寝る前に数を数えて

 ただ寝るためだけに用意された部屋だ。大きなベッドが一つ。

寝返りを三回しても落ちることはないだろう。


 ここで眠れるとなると、わくわくとそわそわが同時にやってきた。てっきり眠れない夜を、歩いて行けるところまで行くはずだったのにここで安穏を得る。


 変な気持ちだ。本当にこのまま眠ってしまってもいいのだろうか。このまま朝を迎えてもいいのだろうか。意味のない問答を繰り返している。本当に「意味のない」のか、私自身わかってないけど、きっと意味ない。こういうのは積み重ねた経験がものをいうって、クソ教師が言っていた。クソ教師のことを考えたら、胃がむかむかしてきた。やめよう。


 もう眠ってしまえばいいじゃないか。そうしたら朝がやってくる。朝になったらどうなるとかそんなことを今考えるべきじゃない。
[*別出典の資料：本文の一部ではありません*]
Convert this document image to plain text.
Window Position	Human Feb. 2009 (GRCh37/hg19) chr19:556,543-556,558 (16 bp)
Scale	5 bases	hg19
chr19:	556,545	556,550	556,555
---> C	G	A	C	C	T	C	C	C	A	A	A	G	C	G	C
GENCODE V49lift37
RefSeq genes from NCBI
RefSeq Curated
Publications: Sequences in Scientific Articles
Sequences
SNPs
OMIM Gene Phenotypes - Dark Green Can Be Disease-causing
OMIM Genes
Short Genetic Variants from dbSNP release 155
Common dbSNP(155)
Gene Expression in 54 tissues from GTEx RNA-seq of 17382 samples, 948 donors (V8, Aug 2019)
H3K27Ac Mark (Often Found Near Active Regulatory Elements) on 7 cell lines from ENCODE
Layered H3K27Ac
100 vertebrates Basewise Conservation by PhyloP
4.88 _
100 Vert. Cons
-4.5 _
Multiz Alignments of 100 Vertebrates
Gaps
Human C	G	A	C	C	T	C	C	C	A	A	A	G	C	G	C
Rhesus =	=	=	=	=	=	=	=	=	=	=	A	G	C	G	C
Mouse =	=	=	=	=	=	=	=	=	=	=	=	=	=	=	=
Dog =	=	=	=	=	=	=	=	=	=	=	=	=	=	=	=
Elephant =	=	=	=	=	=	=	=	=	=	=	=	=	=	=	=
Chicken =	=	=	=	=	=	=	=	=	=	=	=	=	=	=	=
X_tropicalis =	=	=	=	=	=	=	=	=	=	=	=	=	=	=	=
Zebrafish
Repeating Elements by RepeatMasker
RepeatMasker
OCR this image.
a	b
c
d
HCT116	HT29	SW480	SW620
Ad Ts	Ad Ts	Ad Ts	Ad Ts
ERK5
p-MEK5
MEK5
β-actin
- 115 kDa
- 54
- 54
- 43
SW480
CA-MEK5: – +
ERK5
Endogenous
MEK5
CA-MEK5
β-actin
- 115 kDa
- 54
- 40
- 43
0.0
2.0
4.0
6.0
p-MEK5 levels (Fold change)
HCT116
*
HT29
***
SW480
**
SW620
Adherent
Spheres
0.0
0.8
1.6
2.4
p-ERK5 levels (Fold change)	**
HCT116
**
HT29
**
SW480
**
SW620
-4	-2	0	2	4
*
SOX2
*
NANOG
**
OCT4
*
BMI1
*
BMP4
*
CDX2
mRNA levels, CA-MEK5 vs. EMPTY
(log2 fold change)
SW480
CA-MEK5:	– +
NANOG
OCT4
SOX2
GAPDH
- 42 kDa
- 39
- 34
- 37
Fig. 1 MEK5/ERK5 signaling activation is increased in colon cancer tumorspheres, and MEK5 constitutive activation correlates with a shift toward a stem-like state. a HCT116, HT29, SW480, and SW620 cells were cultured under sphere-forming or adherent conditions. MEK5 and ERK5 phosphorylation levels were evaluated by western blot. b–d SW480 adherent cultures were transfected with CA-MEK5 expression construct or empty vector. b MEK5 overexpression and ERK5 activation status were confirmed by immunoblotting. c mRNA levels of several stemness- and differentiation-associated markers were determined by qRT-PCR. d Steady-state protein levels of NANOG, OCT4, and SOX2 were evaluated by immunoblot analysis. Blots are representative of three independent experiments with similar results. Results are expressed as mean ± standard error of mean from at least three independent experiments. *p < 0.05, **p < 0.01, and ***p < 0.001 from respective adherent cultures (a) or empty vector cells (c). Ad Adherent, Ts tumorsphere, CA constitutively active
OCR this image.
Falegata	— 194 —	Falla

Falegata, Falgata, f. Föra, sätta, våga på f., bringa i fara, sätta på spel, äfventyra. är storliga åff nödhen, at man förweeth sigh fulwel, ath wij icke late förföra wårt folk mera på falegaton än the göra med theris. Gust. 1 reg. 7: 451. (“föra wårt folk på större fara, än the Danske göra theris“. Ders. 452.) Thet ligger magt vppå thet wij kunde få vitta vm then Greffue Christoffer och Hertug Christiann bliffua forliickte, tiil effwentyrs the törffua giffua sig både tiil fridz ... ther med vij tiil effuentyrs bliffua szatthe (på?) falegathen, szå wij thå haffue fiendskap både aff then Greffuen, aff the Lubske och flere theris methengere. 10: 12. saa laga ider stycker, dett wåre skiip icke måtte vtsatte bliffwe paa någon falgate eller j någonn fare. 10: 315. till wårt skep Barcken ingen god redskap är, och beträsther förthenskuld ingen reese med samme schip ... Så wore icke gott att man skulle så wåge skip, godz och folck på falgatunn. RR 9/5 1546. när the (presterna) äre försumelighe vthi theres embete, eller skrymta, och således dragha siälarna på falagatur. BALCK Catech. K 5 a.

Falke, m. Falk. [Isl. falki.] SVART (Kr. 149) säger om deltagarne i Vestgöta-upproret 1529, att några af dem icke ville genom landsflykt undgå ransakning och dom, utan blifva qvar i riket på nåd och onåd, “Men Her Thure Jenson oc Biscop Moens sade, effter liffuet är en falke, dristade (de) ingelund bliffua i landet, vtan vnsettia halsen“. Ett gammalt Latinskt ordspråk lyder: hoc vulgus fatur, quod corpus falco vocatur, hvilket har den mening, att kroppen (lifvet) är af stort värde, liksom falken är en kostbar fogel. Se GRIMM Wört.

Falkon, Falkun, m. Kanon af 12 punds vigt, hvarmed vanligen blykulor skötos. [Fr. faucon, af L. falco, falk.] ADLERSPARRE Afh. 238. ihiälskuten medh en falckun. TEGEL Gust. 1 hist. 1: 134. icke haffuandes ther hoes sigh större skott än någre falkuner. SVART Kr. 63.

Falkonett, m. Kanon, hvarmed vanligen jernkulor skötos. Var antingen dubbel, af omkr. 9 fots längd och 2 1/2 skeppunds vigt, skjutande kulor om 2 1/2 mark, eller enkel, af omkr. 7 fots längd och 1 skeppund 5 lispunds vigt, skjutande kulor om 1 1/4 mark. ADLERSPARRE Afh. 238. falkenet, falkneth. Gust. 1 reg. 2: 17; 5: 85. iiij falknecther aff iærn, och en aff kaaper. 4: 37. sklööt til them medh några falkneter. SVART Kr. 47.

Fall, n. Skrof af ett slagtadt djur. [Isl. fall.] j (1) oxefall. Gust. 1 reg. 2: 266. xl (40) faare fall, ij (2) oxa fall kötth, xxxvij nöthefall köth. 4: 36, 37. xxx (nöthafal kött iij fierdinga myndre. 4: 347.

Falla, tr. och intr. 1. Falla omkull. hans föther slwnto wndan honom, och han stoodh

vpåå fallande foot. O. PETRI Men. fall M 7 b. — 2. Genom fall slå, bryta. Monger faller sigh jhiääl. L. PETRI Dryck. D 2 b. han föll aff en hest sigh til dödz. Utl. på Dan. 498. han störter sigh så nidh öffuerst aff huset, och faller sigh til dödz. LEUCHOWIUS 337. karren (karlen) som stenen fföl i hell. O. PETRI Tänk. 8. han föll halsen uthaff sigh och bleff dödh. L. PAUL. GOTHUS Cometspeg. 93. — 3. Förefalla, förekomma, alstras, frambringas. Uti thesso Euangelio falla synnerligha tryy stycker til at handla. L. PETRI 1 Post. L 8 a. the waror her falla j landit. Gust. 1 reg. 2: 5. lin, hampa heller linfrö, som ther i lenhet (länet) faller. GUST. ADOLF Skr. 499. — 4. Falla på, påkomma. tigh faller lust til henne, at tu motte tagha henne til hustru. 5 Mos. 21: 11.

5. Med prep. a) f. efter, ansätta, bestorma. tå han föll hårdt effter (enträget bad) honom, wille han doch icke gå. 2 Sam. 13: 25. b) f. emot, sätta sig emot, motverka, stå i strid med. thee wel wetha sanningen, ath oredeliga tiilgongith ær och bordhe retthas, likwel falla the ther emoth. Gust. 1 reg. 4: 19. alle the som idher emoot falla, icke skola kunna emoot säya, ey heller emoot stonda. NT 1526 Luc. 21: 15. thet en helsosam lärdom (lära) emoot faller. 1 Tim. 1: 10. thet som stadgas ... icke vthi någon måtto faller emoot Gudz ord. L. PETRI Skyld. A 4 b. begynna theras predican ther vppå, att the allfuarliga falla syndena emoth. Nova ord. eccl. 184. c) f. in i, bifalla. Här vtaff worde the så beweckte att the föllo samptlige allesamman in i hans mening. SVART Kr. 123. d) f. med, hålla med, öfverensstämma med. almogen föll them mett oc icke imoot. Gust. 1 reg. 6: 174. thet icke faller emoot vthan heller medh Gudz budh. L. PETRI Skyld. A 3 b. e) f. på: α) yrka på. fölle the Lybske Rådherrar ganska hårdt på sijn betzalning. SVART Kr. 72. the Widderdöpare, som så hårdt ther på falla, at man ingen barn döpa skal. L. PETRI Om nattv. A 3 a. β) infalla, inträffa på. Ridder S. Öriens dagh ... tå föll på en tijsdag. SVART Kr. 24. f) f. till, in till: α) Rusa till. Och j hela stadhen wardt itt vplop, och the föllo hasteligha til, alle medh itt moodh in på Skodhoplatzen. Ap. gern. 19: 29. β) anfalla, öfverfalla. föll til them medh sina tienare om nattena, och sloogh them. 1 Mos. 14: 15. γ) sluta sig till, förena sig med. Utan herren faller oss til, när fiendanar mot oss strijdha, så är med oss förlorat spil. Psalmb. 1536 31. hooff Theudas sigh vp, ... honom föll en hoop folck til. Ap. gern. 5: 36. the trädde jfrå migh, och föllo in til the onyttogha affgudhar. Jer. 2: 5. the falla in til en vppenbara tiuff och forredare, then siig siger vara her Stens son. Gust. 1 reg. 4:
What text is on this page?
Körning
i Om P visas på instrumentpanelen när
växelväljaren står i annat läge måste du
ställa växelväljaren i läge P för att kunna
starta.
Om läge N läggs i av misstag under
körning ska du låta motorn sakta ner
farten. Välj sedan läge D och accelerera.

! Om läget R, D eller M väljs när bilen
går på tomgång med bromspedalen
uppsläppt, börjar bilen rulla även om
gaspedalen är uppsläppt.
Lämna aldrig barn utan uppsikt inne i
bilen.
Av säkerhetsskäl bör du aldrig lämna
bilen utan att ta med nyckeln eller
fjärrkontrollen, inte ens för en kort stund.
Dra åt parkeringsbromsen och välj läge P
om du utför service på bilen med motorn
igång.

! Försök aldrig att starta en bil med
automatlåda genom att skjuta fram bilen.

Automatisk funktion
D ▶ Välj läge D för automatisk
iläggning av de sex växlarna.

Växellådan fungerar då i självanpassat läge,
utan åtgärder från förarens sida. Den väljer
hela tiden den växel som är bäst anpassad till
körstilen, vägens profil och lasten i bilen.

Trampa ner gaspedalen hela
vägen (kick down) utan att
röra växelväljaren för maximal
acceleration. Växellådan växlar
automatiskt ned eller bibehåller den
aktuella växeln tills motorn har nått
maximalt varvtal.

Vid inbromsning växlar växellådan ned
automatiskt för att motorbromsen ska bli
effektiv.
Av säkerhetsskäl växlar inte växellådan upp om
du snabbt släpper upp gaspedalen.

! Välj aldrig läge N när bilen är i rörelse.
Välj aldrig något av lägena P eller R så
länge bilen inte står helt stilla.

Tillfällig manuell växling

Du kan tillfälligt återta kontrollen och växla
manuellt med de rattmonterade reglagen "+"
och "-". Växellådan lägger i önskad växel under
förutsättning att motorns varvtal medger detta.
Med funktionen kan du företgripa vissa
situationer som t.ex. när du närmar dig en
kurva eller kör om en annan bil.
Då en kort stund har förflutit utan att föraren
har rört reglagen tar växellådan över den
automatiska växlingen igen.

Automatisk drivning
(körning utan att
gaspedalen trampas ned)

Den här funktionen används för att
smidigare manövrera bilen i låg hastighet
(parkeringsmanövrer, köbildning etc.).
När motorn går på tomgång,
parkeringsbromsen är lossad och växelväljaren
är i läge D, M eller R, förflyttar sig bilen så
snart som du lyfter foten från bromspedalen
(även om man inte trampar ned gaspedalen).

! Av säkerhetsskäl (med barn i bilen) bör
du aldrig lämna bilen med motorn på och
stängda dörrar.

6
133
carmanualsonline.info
 上着を脱ぎすてる。ポケットに入れていた金冠石ゴルディウムが床に当たり、じゃらりと音を鳴らした。


 ジーンズも脱いだ。部屋にパジャマとかローブがあればよかったが、本当にベッドしかない。仕方ないから、下着のままベッドに寝転がることにする。


 肌に擦れるシルクの感触が心地よかった。


 朝起きたら、何しようか。チェックアウトは何時なんだろう。朝食付きなのかな?


 できればパンがいいな。米よりも食べやすいから。


 なんて思っていると、まぶたはなんだか重くなってきた。思いのほか疲れていたのかもしれない。産みの親に家から追い出されるのなんて別に大したことじゃないよね? 


 大したことじゃないよ。もう、眠ってしまおう。おやすみ。おやすみ。